Programatically understanding Expectation Maximization

Maximize based on what you know, re-estimate!
ML
Author

Nipun Batra

Published

June 1, 2014

I was recently studying the Expectation Maximization algorithm from this well cited Nature article. To be honest, I found it hard to get all the maths right initially. I had to infact resort to looking up a few forums to get a clear understanding of this algorithm. I decided to take a programming approach to clear up some concepts in this problem. Another reason to do this is the amount of calculations needed in this algorithm (though not difficult, can be time consuming).

Maximum Likelihood

We are given two coins- A and B. Both these coins have a certain probability of getting heads. We choose one of the coin at random (with equal probability) and toss it 10 times noting down the heads-tails pattern. We also carefully account which coin was thrown. We repeat this procedure 5 times. The coin tosses observed in this case are show in the figure below in case A.

Our aim is to determine the probability of getting a head on coin A and likewise for coin B. Intuitively, if we add up the number of heads observed when A was thrown and divide it by the total number of times A was tossed, we woud get this number. This comes from the well known principle of Maximum Likelihood.

This procedure of tossing a coin which may land as either heads or tails is an example of a Bernoulli trial. As per this Wiki page, its definition is as follows:

In the theory of probability and statistics, a Bernoulli trial (or binomial trial) is a random experiment with exactly two possible outcomes, “success” and “failure”, in which the probability of success is the same every time the experiment is conducted

When \(n\) such trials are performed, it is called a binomial experiment. In the case of the coin toss experiment, if we have:

  • \(n\) coin toss
  • \(p\) probability of head in each trial -> \(1-p\) probability of head in each throw

then we observe \(k\) heads as per the following:

\[{n\choose{k}} p^k(1-p)^{n-k}\]

Let us write some code to see how this function varies. We fix \(n\)=10 and for varying \(p\) and observe how the probability distirbution(pmf) varies.

import numpy as np
from scipy import stats
import matplotlib.pyplot as plt
import seaborn as sns
from ipywidgets import StaticInteract, RangeWidget
%matplotlib inline
a=range(11)
def plot_binomial(p=0.5):
    fig, ax = plt.subplots(figsize=(4,3))
    y = [0]*11
    for i in a:
        y[i-1] =  stats.binom.pmf(i, 10, p)
    ax.bar(a,y,label="$p = %.1f$" % p)
    ax.set_ylabel('PMF of $k$ heads')
    ax.set_xlabel('$k$')
    ax.set_ylim((0,0.5))
    ax.set_xlim((0,10))
    ax.legend()
    return fig
StaticInteract(plot_binomial, p=RangeWidget(0.0,1.0,0.1))
p:

As expected, as we increase \(p\), there is a higher probability of getting more heads.

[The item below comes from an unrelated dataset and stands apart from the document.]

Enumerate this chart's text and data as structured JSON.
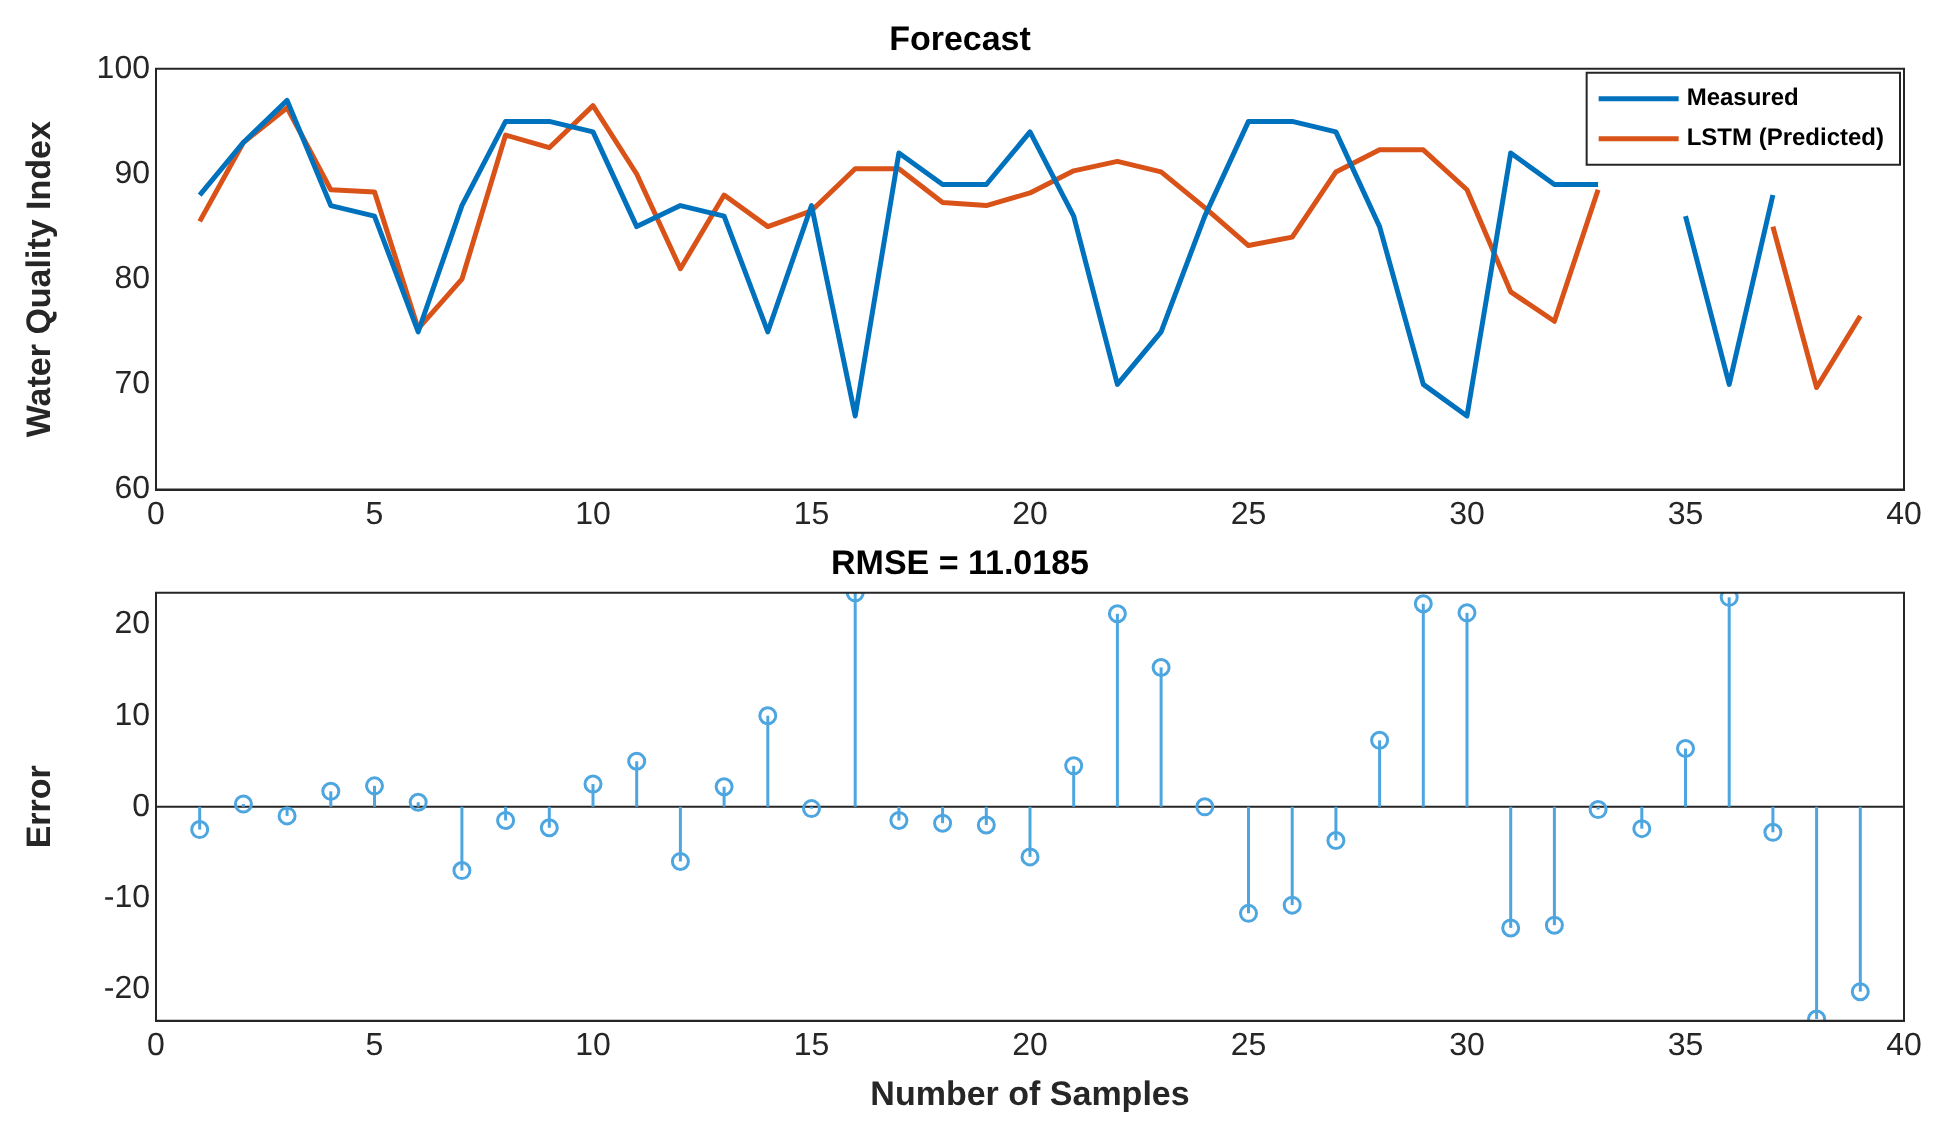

Now, let us look at the Maximum likelihood problem. Say, we are given that we made \(n\) coin tosses and obtained \(x\) heads. Using this information and the nature of distribution, let us find what value of \(p\) would have most likely resulted in this data.

If we choose the probability of heads to be \(p\), the likelihood (probability) of obtaining \(x\) heads in \(n\) throws in our data $D $ is: \[L(D|\theta) \propto p^x(1-p)^{n-x}\] If we differentiate this term wrt \(p\) and equate to 0, we get: \[ xp^{x-1}(1-p)^{n-x} - p^x (n-x)(1-p)^{n-x-1} = 0\] or \[ p^{x-1}(1-p)^{n-x-1}[x(1-p) - p(n-x)]= 0\] or \[ x - xp - pn + xp = 0\] or \[ p = \frac{x}{n}\]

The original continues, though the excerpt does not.